Multiplement mutilée (l’affiche de New York 1997 propose elle aussi une Statue en sale état) à longueur de pellicule, elle trouve tout de même le salut dans le calamiteux 4e épisode des aventures de Superman. Alors que Nuclear Man (le méchant) enlève le monument de son socle pour le projeter sur de pauvres passants, Superman parvient à stopper la chute de la dame de cuivre, toute la séquence soutenue par des effets spéciaux d’un cheap absolu!
Mais il peut arriver que la vieille dame se réveille et se venge de tous les outrages cinématographiques qu’elle a subis. Dans Ghostbusters 2, les chasseurs de fantômes se retrouvent aux commandes de la statue qui, animée, se met à déambuler dans Manhattan pour mettre la pâté au méchant du film. Elle incarne alors plus que jamais la libératrice, plus seulement symbolique posée sur son piédestal mais en mouvement et sacrément efficace.
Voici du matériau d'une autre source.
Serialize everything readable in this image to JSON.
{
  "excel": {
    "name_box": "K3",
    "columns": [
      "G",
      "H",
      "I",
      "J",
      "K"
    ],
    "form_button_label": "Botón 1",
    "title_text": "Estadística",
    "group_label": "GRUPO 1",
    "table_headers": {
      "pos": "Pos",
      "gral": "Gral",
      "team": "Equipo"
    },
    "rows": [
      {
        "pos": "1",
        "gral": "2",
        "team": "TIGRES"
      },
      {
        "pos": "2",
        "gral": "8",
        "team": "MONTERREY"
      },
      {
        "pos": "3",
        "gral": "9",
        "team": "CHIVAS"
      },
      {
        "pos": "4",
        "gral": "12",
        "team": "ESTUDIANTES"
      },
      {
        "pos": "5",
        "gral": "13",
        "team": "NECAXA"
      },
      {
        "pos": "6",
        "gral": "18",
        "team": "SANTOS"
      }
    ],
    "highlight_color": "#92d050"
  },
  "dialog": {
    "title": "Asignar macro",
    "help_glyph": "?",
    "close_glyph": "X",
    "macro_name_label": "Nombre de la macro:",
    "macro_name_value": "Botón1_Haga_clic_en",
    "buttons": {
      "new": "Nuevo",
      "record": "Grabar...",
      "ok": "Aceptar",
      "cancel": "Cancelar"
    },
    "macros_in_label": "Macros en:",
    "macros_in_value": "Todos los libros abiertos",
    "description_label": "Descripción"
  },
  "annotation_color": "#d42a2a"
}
Toutes ces destructions (ou tentatives) ne sont rien comparées à la dernière séquence (mythique) de La Planète des singes. Représentante de New York voire des Etats-Unis dans la plupart des films où elle fait de la figuration, la Statue de la Liberté devient, grâce au cinéma en 1968, le symbole de la Terre. Alors que George Taylor (Charlton Heston) désespère de pouvoir un jour quitter la planète simiesque pour retourner sur la terre, il découvre le long d’une plage déserte les restes de la statue, ensevelie sous le sable. Plutôt qu’un voyage à travers l’espace, le film de Franklin J. Schaffner n’était donc qu’un voyage dans le temps. Ce twist final reste l’un des plus ébouriffants et tragiques jamais tournés et l’apparition la plus marquante de la Statue.
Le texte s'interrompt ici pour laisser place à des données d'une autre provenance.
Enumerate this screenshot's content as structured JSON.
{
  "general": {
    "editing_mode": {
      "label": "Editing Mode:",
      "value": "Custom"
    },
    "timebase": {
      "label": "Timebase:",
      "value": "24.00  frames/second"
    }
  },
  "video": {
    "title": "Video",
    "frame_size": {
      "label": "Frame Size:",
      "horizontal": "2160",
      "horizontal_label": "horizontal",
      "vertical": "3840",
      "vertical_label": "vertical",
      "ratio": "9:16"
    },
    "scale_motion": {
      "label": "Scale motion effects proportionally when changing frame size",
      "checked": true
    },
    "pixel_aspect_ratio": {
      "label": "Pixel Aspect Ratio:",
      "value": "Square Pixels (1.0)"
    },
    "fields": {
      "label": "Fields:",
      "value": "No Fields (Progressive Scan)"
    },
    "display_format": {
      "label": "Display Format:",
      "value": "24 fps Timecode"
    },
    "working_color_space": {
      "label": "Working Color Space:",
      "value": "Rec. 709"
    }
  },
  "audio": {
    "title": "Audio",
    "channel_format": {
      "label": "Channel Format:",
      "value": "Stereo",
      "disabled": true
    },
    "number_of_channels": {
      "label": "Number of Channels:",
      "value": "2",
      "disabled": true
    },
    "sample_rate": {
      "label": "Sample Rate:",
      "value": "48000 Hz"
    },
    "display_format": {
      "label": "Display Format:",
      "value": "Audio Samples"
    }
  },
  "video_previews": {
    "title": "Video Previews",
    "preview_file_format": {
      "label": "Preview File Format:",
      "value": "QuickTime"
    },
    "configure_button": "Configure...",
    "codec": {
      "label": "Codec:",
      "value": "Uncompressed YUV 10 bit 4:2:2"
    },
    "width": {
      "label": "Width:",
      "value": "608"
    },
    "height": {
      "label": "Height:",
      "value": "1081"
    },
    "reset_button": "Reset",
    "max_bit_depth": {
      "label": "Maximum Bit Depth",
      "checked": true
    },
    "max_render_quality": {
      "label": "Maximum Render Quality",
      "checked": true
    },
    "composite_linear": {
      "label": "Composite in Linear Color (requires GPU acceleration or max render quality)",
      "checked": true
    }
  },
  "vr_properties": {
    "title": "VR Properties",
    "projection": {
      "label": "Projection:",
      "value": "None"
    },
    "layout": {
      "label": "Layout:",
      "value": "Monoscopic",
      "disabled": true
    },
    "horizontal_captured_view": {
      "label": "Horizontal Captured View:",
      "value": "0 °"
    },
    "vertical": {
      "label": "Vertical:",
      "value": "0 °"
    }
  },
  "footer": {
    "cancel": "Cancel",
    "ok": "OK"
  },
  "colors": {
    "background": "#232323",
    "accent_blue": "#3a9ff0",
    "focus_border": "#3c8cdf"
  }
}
planète des singes : séquence finale par Luciole_lucide
Enfin, même Paris peut prendre des airs de New York. Dans son polar Frantic, Roman Polanski, persona non grata aux Etats-Unis, s’amuse à paumer un Américain (Harrison Ford) à Paris. Lorsque celui-ci se réveille sur une péniche, il se croit de retour dans la Grosse Pomme à la vue de la Statue. Mais le trompe-l’œil s’estompe vite et le héros comprend qu’il observe en fait une réplique miniature, sise sur l’Ile aux Cygnes depuis 1889. Pied de nez du metteur en scène, qui faute de pouvoir filmer la vraie statue, se joue de cette interdiction de territoire, et s’offre un bout d’Amérique en plein Paris.
Times Square
Lieu de réunions spontanées (manifestations, réveillons…), Times Square se présente aujourd’hui comme le carrefour du consumérisme, la place clinquante du capitalisme et le point de ralliement de tous les touristes. Mais l’histoire de Times Square est loin d’être linéaire et c’est vers le cinéma qu’il faut se tourner pour mieux comprendre les différentes époques et ambiances qui s’y sont succédé.
Après l’installation du quotidien New York Times au début du siècle (qui donne son nom au fameux square), l’endroit devient la Mecque des théâtres et des cinémas. Plus de 70 salles de spectacle y ont pignon sur rue, éclairant de leurs façades lumineuses l’artère culturelle de la ville.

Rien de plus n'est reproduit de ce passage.